Mısır Halkının İslami hassasiyetlerle sokakları doldurup Hüsnü Mübareği devirmesinden sonra yönetime gelen ve ABD’nin “Ilımlı” İslam akımının bir parçası olduğu belirtilen Mursi yönetiminin Siyonistlerle ilişki kurması ve İsrail’le ilişkileri kesmek yerine Atıf Salim’i elçi olarak ataması beklentilerle sonucun farklı olduğunu ortaya koydu. Ayrıca Diktatör Mübarek’in de Mursi döneminde o kadar katliam ve zulmüne rağmen neden idam edilmediği ayrı bir soru işareti olarak Müslümanların aklına yerleşti.
Yine Mursi döneminde İsrail’e gönderilen ve medyaya sızan 2 mektup (biri yeni elçi tayininde biri de İsrail ile ilişkilere ilişkin) ile Muhammed Mursi’nin mektupta Siyonist Peres’e aziz dostum demesi İslam Dünyasında büyük hayal kırıklığına neden oldu. İhvan içinden de tepkiler geldi ve İhvan üst düzey yetkililerinden Ahmed Hamravi, Mursi’nin Peres’e mektubunu “dini ve milli ihanet” olarak niteleyip İhvan’dan (Müslüman Kardeşlerden) istifa etti.
Halkın Devrimi ile alaşağı edilen Zalim Mübarek sonrası İsrail-Mısır ilişkileri ne olacak diye merak edilirken; ABD girişimleri ile Mursi döneminde de İsrail ile birçok alanda irtibatın olduğu ve görevi dolan büyükelçi yerine Mursi tarafından Atıf Salim’in atanmasının da bunun kanıtı olduğunu ortaya koydu. ABD ile sürekli “güven” tabanlı irtibat ve üst düzey ziyaretler soru işaretlerini daha da arttırdı.
Aynı şekilde Mursi tarafından göreve getirilen Sisi ve İhvan (Müslüman Kardeşler) tarafından da itiraf edilen Mursi dönemi ABD ile güven dolu yanlış ilişkiler Devrimci Müslüman Halkı hayal kırıklığına uğrattı. Ayrıca Mursi yönetimi Gazze politikasında ciddi bir değişim olmaması ve Mursi döneminde de Gazze’ye giden tünellerin yıkılması kafaları çokça karıştırdı.

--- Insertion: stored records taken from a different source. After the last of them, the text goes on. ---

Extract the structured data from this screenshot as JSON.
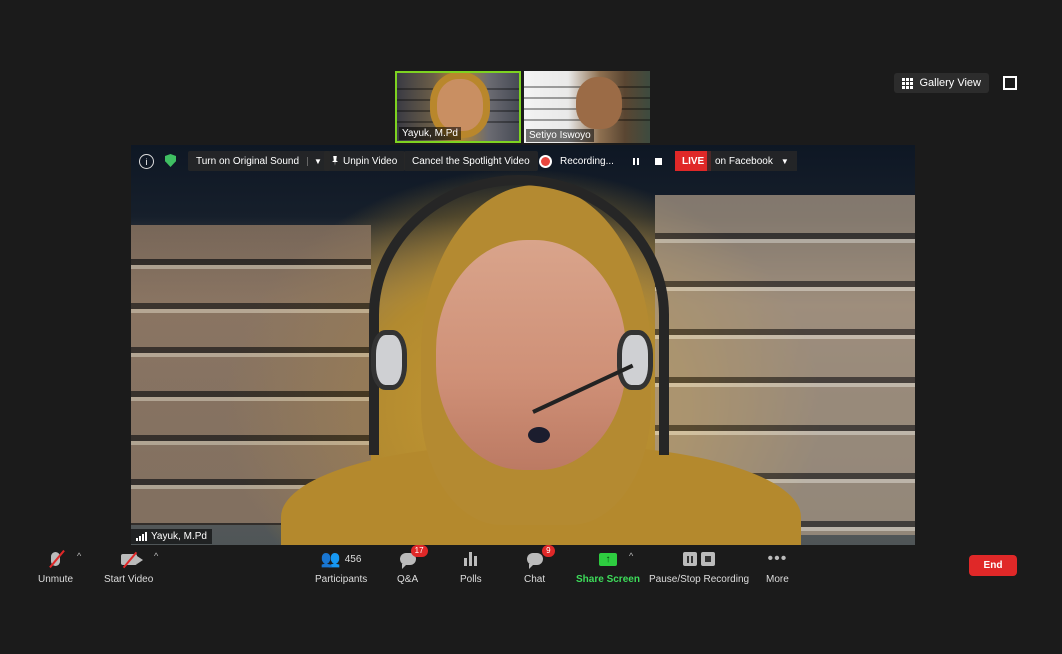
{
  "thumbnails": [
    {
      "name": "Yayuk, M.Pd"
    },
    {
      "name": "Setiyo Iswoyo"
    }
  ],
  "top_right": {
    "gallery_label": "Gallery View",
    "gallery_icon": "grid-icon",
    "fullscreen_icon": "fullscreen-icon"
  },
  "video_toolbar": {
    "original_sound": "Turn on Original Sound",
    "unpin": "Unpin Video",
    "cancel_spotlight": "Cancel the Spotlight Video",
    "recording": "Recording...",
    "live": "LIVE",
    "live_target": "on Facebook"
  },
  "speaker": {
    "name": "Yayuk, M.Pd"
  },
  "bottom_toolbar": {
    "unmute": "Unmute",
    "start_video": "Start Video",
    "participants": "Participants",
    "participants_count": "456",
    "qa": "Q&A",
    "qa_badge": "17",
    "polls": "Polls",
    "chat": "Chat",
    "chat_badge": "9",
    "share": "Share Screen",
    "pause_stop": "Pause/Stop Recording",
    "more": "More",
    "end": "End"
  },
  "colors": {
    "live": "#e02828",
    "share": "#2ecc40",
    "active_border": "#7ed321",
    "end": "#e02828"
  }
}
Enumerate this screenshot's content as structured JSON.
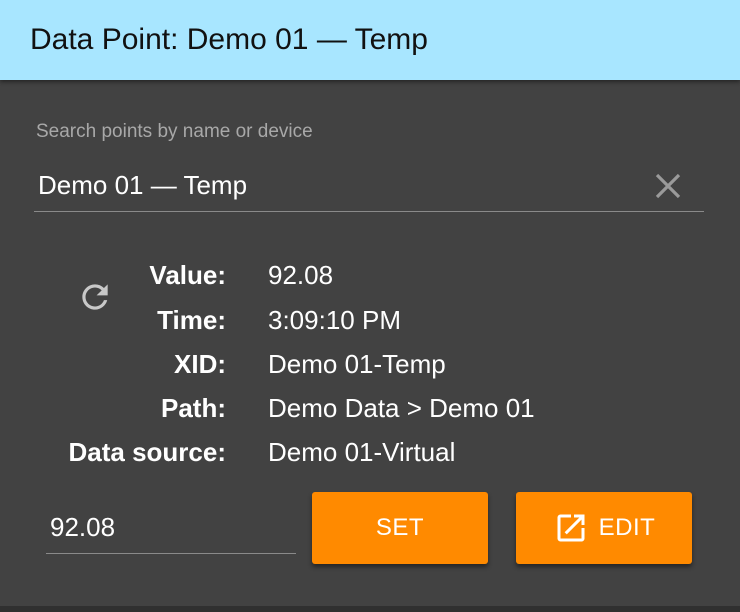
{
  "header": {
    "title": "Data Point: Demo 01 — Temp"
  },
  "search": {
    "label": "Search points by name or device",
    "value": "Demo 01 — Temp"
  },
  "point_info": {
    "rows": [
      {
        "label": "Value:",
        "value": "92.08"
      },
      {
        "label": "Time:",
        "value": "3:09:10 PM"
      },
      {
        "label": "XID:",
        "value": "Demo 01-Temp"
      },
      {
        "label": "Path:",
        "value": "Demo Data > Demo 01"
      },
      {
        "label": "Data source:",
        "value": "Demo 01-Virtual"
      }
    ]
  },
  "set_value": {
    "value": "92.08",
    "set_label": "SET",
    "edit_label": "EDIT"
  },
  "icons": {
    "clear": "close-icon",
    "refresh": "refresh-icon",
    "edit": "open-in-new-icon"
  },
  "colors": {
    "header_bg": "#a8e6ff",
    "card_bg": "#424242",
    "accent": "#ff8a00"
  }
}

Son olarak da Cuntacı Sisi’nin yönetimi ele geçirmesi ile Siyonist İsrail’in güvenlik harcamalarını azaltmasına neden oldu. Cuntacı Sisi açıktan Siyonist politikalar izlemeye ABD-İsrail hizmetine faaliyetler yürütmeye başladı. Gazze ablukasını Siyonistlerden daha sıkı hale getirdi ve Mursi döneminde de devam eden Gazze Tünellerinin yıkımına hız verdi.
Cuntacı Sisi Mursi döneminde İslam düşmanlarına gösterilmesi beklenen ama gösterilmeyen tepkiyi, İslami camiaya çok net gösterdi. Sina çölünde ayarlanmış olayları bahane ederek Gazze sınırında güvenlik şeridi oluşturuldu ve sonra bu iki katına çıkarıldı. Bu alandaki evler yıkılarak Gazze Müslümanlarına buralardan giden yardımlar engellenmeye çalışıldı.
Sonuç olarak yaşanan tüm bu gelişmeleri Siyonist İsrail’in ekmeğine yağ sürdü ve Gazze Ambargosunu daha da derinleştirdi. İsrail‘de yayın yapan The Marker gazetesinde yer alan bilgiye göre, İsrail’in Arap Baharı başlamadan önce savaş gideri 64 Milyar Şekel’di. The Marker gazetesi 2011 yılındaki rakamın 66 Milyar Şekel olduğundan da şüpheli olduklarını, zira bu giderlerin bir kısmının açıklanmadığını belirtiyor.
Mursi döneminde ilk baştaki korkularla İsrail’in güvenlik harcamalarının başlarda arttığı ancak Cuntacı Sisi’nin açıktan Siyonist politikasıyla İsrail savaş harcamaları tekrardan 62 Milyar Şekel’e düştüğü belirtildi. 2014 Gazze savaşında İsrail Güvenlik Bakanlığı, 7 milyarını Gazze için, 11 milyarı da Mısır ve Gazze dışındaki bazı harcamalar için olmak üzere 18 milyar Şekel daha ek takviye talep etti.
The Marker gazetesi 5 Mayıs Salı günü gazetede yer alan haberde, Mursi tarafından Orduda göreve getirilen Sisi odaklı yönetim olmasaydı harcamaların en az %40 oranında artacağını, ancak Sisi sayesinde İsrail’in ekonomisinin teminat altına alındığını ifade etti.